The June ISM services PMI fell to 60.1 from 64 and that was below the estimate of 63.5 and at a 4 month low. New orders fell 1.8 pts m/o/m but still high at 62.1. Backlogs continue to rise as a result of slower deliveries. Backlogs were up by 4.7 pts to 65.8, the highest on record dating back to 1997 while inventories fell further. Supplier deliveries did fall a touch, by 1.9 pts but off the 2nd highest since 1997. Prices paid fell slightly, by 1.1 pts to 79.5 off the highest since 2008. While we already saw the June jobs data, Employment fell a sharp 6 pts to just under 50 at 49.3. It wasn’t for lack of demand as we know however. ISM cited company comments that include: “Increasingly difficult to find qualified candidates to fill open positions” and “Employees have been somewhat slow to return to work, and there has been turnover as some pursue new opportunities in a hot job market.” While only some service industries do business internationally, exports fell a sharp 9.3 pts to 50.7 but imports jumped by 7.8 pts to 58.2.
Of 18 industries surveyed, 16 saw growth vs all 18 in May.

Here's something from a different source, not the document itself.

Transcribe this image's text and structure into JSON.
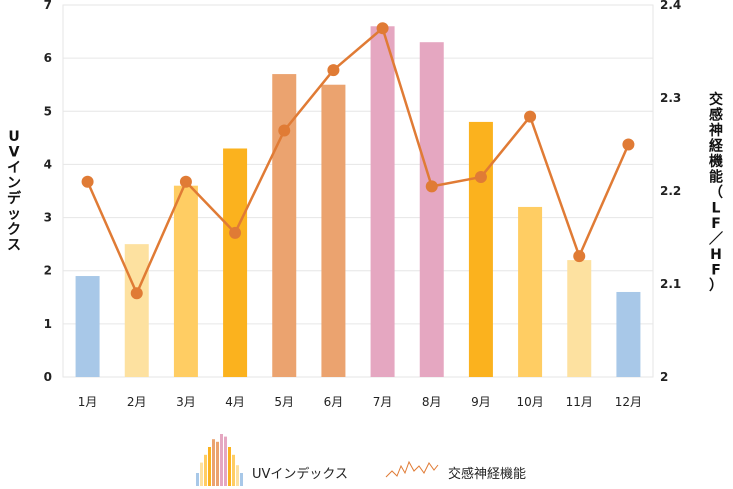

ISM summed up the report by saying what we already know, “The rate of expansion in the services sector remains strong, despite the slight pullback in the rate of growth from the previous month’s all time high. Challenges with materials shortages, inflation, logistics and employment resources continue to be an impediment to business conditions.” In other words, stagflationary influences are creating a really choppy economic environment that limits visibility and the ability of businesses to plan.

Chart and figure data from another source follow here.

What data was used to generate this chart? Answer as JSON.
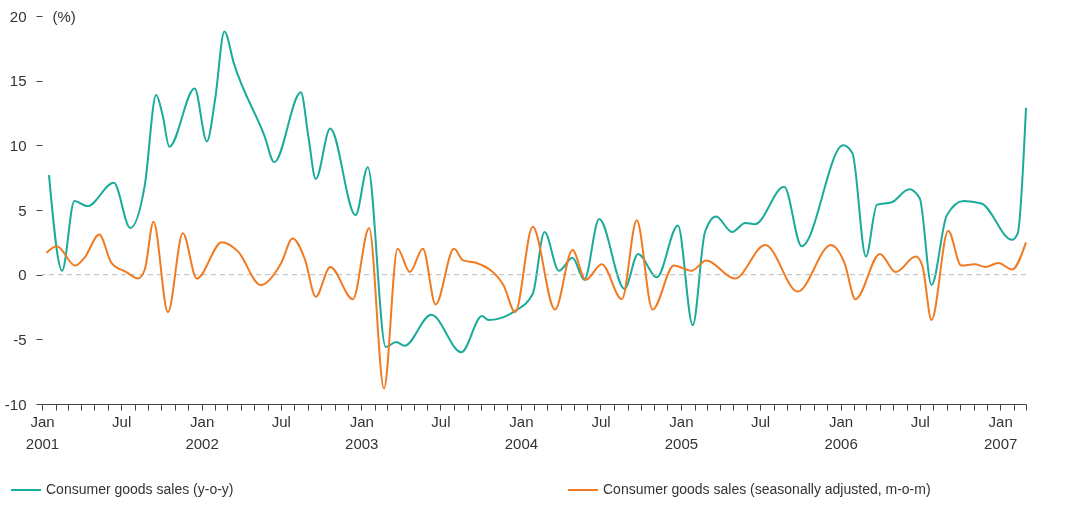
{
  "chart_data": {
    "type": "line",
    "ylabel": "(%)",
    "xlim": [
      "2001-01-01",
      "2007-03-01"
    ],
    "ylim": [
      -10,
      20
    ],
    "yticks": [
      -10,
      -5,
      0,
      5,
      10,
      15,
      20
    ],
    "xticks": [
      {
        "value": "2001-01",
        "label": "Jan 2001"
      },
      {
        "value": "2001-02",
        "label": null
      },
      {
        "value": "2001-03",
        "label": null
      },
      {
        "value": "2001-04",
        "label": null
      },
      {
        "value": "2001-05",
        "label": null
      },
      {
        "value": "2001-06",
        "label": null
      },
      {
        "value": "2001-07",
        "label": "Jul"
      },
      {
        "value": "2001-08",
        "label": null
      },
      {
        "value": "2001-09",
        "label": null
      },
      {
        "value": "2001-10",
        "label": null
      },
      {
        "value": "2001-11",
        "label": null
      },
      {
        "value": "2001-12",
        "label": null
      },
      {
        "value": "2002-01",
        "label": "Jan 2002"
      },
      {
        "value": "2002-02",
        "label": null
      },
      {
        "value": "2002-03",
        "label": null
      },
      {
        "value": "2002-04",
        "label": null
      },
      {
        "value": "2002-05",
        "label": null
      },
      {
        "value": "2002-06",
        "label": null
      },
      {
        "value": "2002-07",
        "label": "Jul"
      },
      {
        "value": "2002-08",
        "label": null
      },
      {
        "value": "2002-09",
        "label": null
      },
      {
        "value": "2002-10",
        "label": null
      },
      {
        "value": "2002-11",
        "label": null
      },
      {
        "value": "2002-12",
        "label": null
      },
      {
        "value": "2003-01",
        "label": "Jan 2003"
      },
      {
        "value": "2003-02",
        "label": null
      },
      {
        "value": "2003-03",
        "label": null
      },
      {
        "value": "2003-04",
        "label": null
      },
      {
        "value": "2003-05",
        "label": null
      },
      {
        "value": "2003-06",
        "label": null
      },
      {
        "value": "2003-07",
        "label": "Jul"
      },
      {
        "value": "2003-08",
        "label": null
      },
      {
        "value": "2003-09",
        "label": null
      },
      {
        "value": "2003-10",
        "label": null
      },
      {
        "value": "2003-11",
        "label": null
      },
      {
        "value": "2003-12",
        "label": null
      },
      {
        "value": "2004-01",
        "label": "Jan 2004"
      },
      {
        "value": "2004-02",
        "label": null
      },
      {
        "value": "2004-03",
        "label": null
      },
      {
        "value": "2004-04",
        "label": null
      },
      {
        "value": "2004-05",
        "label": null
      },
      {
        "value": "2004-06",
        "label": null
      },
      {
        "value": "2004-07",
        "label": "Jul"
      },
      {
        "value": "2004-08",
        "label": null
      },
      {
        "value": "2004-09",
        "label": null
      },
      {
        "value": "2004-10",
        "label": null
      },
      {
        "value": "2004-11",
        "label": null
      },
      {
        "value": "2004-12",
        "label": null
      },
      {
        "value": "2005-01",
        "label": "Jan 2005"
      },
      {
        "value": "2005-02",
        "label": null
      },
      {
        "value": "2005-03",
        "label": null
      },
      {
        "value": "2005-04",
        "label": null
      },
      {
        "value": "2005-05",
        "label": null
      },
      {
        "value": "2005-06",
        "label": null
      },
      {
        "value": "2005-07",
        "label": "Jul"
      },
      {
        "value": "2005-08",
        "label": null
      },
      {
        "value": "2005-09",
        "label": null
      },
      {
        "value": "2005-10",
        "label": null
      },
      {
        "value": "2005-11",
        "label": null
      },
      {
        "value": "2005-12",
        "label": null
      },
      {
        "value": "2006-01",
        "label": "Jan 2006"
      },
      {
        "value": "2006-02",
        "label": null
      },
      {
        "value": "2006-03",
        "label": null
      },
      {
        "value": "2006-04",
        "label": null
      },
      {
        "value": "2006-05",
        "label": null
      },
      {
        "value": "2006-06",
        "label": null
      },
      {
        "value": "2006-07",
        "label": "Jul"
      },
      {
        "value": "2006-08",
        "label": null
      },
      {
        "value": "2006-09",
        "label": null
      },
      {
        "value": "2006-10",
        "label": null
      },
      {
        "value": "2006-11",
        "label": null
      },
      {
        "value": "2006-12",
        "label": null
      },
      {
        "value": "2007-01",
        "label": "Jan 2007"
      },
      {
        "value": "2007-02",
        "label": null
      },
      {
        "value": "2007-03",
        "label": null
      }
    ],
    "ref_lines": [
      {
        "axis": "y",
        "value": 0,
        "color": "#bbbbbb",
        "line_style": "dashed"
      }
    ],
    "legend": "bottom",
    "series": [
      {
        "name": "Consumer goods sales (y-o-y)",
        "color": "#1aab9b",
        "x": [
          "2001-01-17",
          "2001-02-16",
          "2001-03-16",
          "2001-04-15",
          "2001-06-14",
          "2001-07-22",
          "2001-08-24",
          "2001-09-19",
          "2001-10-04",
          "2001-10-19",
          "2001-12-16",
          "2002-01-13",
          "2002-02-01",
          "2002-02-22",
          "2002-03-16",
          "2002-05-25",
          "2002-06-16",
          "2002-08-16",
          "2002-09-02",
          "2002-09-19",
          "2002-10-22",
          "2002-12-19",
          "2003-01-16",
          "2003-02-26",
          "2003-03-22",
          "2003-04-10",
          "2003-06-10",
          "2003-08-18",
          "2003-10-04",
          "2003-10-19",
          "2003-12-19",
          "2004-01-28",
          "2004-02-24",
          "2004-03-28",
          "2004-04-28",
          "2004-05-25",
          "2004-06-28",
          "2004-08-25",
          "2004-09-25",
          "2004-11-07",
          "2004-12-25",
          "2005-01-28",
          "2005-02-25",
          "2005-03-22",
          "2005-04-28",
          "2005-05-28",
          "2005-06-19",
          "2005-08-25",
          "2005-10-04",
          "2006-01-07",
          "2006-01-28",
          "2006-02-28",
          "2006-03-25",
          "2006-04-28",
          "2006-06-07",
          "2006-07-01",
          "2006-07-28",
          "2006-09-01",
          "2006-10-09",
          "2006-11-19",
          "2007-01-28",
          "2007-02-10",
          "2007-03-01"
        ],
        "values": [
          7.7,
          0.3,
          5.7,
          5.3,
          7.1,
          3.6,
          6.9,
          13.9,
          12.3,
          9.9,
          14.4,
          10.3,
          13.6,
          18.8,
          16.3,
          10.7,
          8.7,
          14.1,
          10.7,
          7.4,
          11.3,
          4.6,
          8.3,
          -5.6,
          -5.2,
          -5.5,
          -3.1,
          -6.0,
          -3.2,
          -3.5,
          -2.8,
          -1.5,
          3.3,
          0.3,
          1.3,
          -0.4,
          4.3,
          -1.1,
          1.6,
          -0.2,
          3.8,
          -3.9,
          3.3,
          4.5,
          3.3,
          4.0,
          3.9,
          6.8,
          2.2,
          10.0,
          9.4,
          1.4,
          5.4,
          5.6,
          6.6,
          5.9,
          -0.8,
          4.6,
          5.7,
          5.5,
          2.7,
          3.2,
          12.9
        ]
      },
      {
        "name": "Consumer goods sales (seasonally adjusted, m-o-m)",
        "color": "#f07b22",
        "x": [
          "2001-01-11",
          "2001-02-04",
          "2001-03-18",
          "2001-04-08",
          "2001-05-12",
          "2001-06-09",
          "2001-07-13",
          "2001-08-09",
          "2001-08-24",
          "2001-09-13",
          "2001-10-16",
          "2001-11-19",
          "2001-12-21",
          "2002-02-16",
          "2002-03-25",
          "2002-05-16",
          "2002-07-02",
          "2002-07-28",
          "2002-08-25",
          "2002-09-19",
          "2002-10-22",
          "2002-12-13",
          "2003-01-19",
          "2003-02-22",
          "2003-03-25",
          "2003-04-22",
          "2003-05-22",
          "2003-06-20",
          "2003-08-01",
          "2003-08-22",
          "2003-09-22",
          "2003-11-22",
          "2003-12-19",
          "2004-01-28",
          "2004-03-19",
          "2004-04-28",
          "2004-05-28",
          "2004-07-04",
          "2004-08-19",
          "2004-09-22",
          "2004-10-28",
          "2004-12-16",
          "2005-01-25",
          "2005-02-28",
          "2005-05-04",
          "2005-07-13",
          "2005-09-25",
          "2005-12-10",
          "2006-01-10",
          "2006-02-04",
          "2006-04-01",
          "2006-05-07",
          "2006-06-22",
          "2006-07-07",
          "2006-07-28",
          "2006-09-04",
          "2006-10-04",
          "2006-11-04",
          "2006-11-28",
          "2006-12-28",
          "2007-01-28",
          "2007-03-01"
        ],
        "values": [
          1.7,
          2.2,
          0.7,
          1.3,
          3.1,
          0.9,
          0.2,
          -0.3,
          0.4,
          4.1,
          -2.9,
          3.2,
          -0.3,
          2.5,
          1.8,
          -0.8,
          0.9,
          2.8,
          1.2,
          -1.7,
          0.6,
          -1.9,
          3.6,
          -8.8,
          2.0,
          0.2,
          2.0,
          -2.3,
          2.0,
          1.1,
          0.9,
          -0.8,
          -2.9,
          3.7,
          -2.7,
          1.9,
          -0.4,
          0.8,
          -1.9,
          4.2,
          -2.7,
          0.7,
          0.3,
          1.1,
          -0.3,
          2.3,
          -1.3,
          2.3,
          0.9,
          -1.9,
          1.6,
          0.2,
          1.4,
          0.7,
          -3.5,
          3.4,
          0.7,
          0.8,
          0.6,
          0.9,
          0.4,
          2.5
        ]
      }
    ]
  }
}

This reality continues to be reflected in the further flattening of the yield curve where the 2s/10s spread is down to 113 bps, the lowest since mid February. As inflation breakevens are barely down, real yields are falling again with the 10 yr real yield at the most negative since mid February too at -.98%.
While I’ve emphasized that we are experiencing the most intense inflation pressures since the 1970’s, I’m only worried about persistent ‘higher’ inflation, not ‘high’ inflation but again, in the context of where global interest rates are, that will be a problem if realized. Now that economic growth is being stunted by these pressures, it is a stagflationary environment that the modern day central bank has never experienced.